When I return to consciousness, it comes with a surge of joy. A kind I haven’t felt for a long time. I reach out for your hair, unable to believe in your corporeality. You turn towards me, half sleeping, half waking, and I feel the tenderest brush of your eyelashes against my cheek. The tiniest touch, yet enough to overpower me. You open your eyes, and then point at something in the sky, questioning. I follow your finger. High above us, we’re astonished to see a small white bird hovering. Immediately above us. Five minutes, six minutes, maybe more. We cannot speak. Reduced to the awed sounds that children make. I’ve never seen anything like it, before, or since.

You stroke my cheek, ending at my lips again, and whisper: ‘I want to stay like this for ever. It’s like a miracle.’

‘Not like a miracle. It is a miracle.’

 

*

 

Third moment. Six weeks on. The middle of May, my birthday, and a more significant one than usual. Happiness and joy. Has anyone ever really been able to differentiate these two close friends? For me happiness is a purring, rumbling state, and joy is a burst – rapid, glorious, transient. Joy can enter into times of happiness, making delirious raids that intensify this state; but happiness has no effect on joy.

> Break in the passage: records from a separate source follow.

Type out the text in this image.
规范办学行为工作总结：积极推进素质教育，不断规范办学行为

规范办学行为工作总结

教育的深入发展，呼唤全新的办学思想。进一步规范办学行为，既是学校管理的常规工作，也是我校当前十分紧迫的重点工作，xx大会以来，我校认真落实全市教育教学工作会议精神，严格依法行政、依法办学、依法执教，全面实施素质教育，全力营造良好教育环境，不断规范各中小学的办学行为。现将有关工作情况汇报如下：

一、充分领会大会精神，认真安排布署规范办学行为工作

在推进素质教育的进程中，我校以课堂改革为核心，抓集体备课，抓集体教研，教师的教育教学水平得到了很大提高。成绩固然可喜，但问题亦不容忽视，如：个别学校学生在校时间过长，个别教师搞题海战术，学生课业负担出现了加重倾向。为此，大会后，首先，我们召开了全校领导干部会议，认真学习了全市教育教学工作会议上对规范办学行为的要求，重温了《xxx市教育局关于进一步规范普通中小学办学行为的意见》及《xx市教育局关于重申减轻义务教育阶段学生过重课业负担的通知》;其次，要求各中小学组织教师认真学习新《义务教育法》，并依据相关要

It is not needed.

In moments close to death, we are told that images of your life flash before you. As if, in those seconds, memories of all that you have lived, loved, suffered are telescoped into some kind of meaning. If this is so, then for me the weekend of my fortieth birthday will surely be one of those reappearing memories. Ageing is a process of disbelief and coming to terms with absurdity; I don’t think I’ve ever met someone who feels their biological age. I certainly have never achieved this state. But this doesn’t make ageing any easier. So I hadn’t been looking forward to entering my fifth decade; it had crept up on me in a slightly shocking way. That realisation that, however you might feel, the world outside no longer regards you as young. Then, six weeks before, the night at the King’s Head happened which transformed so much. Now there is another to help me navigate this rite of passage.

On the eve of my birthday we have a drink at our favourite pub in Hackney. I’m feeling strange, wobbly about the ‘end of my youth’. I manage to express this, and you’re lovely about it, saying that everything’s in the mind, and that I’m just as young as you are in so many ways. Then you quote that wonderful Dylan line, ‘But I was so much older then, I’m younger than that now’. I feel a lifting. Yes, you’re right. I was older in my twenties, so much more puritanical and judgemental. Political purity seemed the most important thing when I was young. Now often I see, in any unbending political position, only the seeds of authoritarianism. So much to be done. So much to change. But let’s start with the human, the fallible. You agree passionately, that’s where all activism should start – with listening, with recognising the simultaneous imperatives – of raging against injustice, and loving each other. Then we head home. We’re almost back at the flat, at the top of my steps, and, as if to prove what you’ve just said, we start kissing animalistically there. We’re tearing at each other’s clothes, no time to close the front door properly, we’re soon fucking wildly in the hall.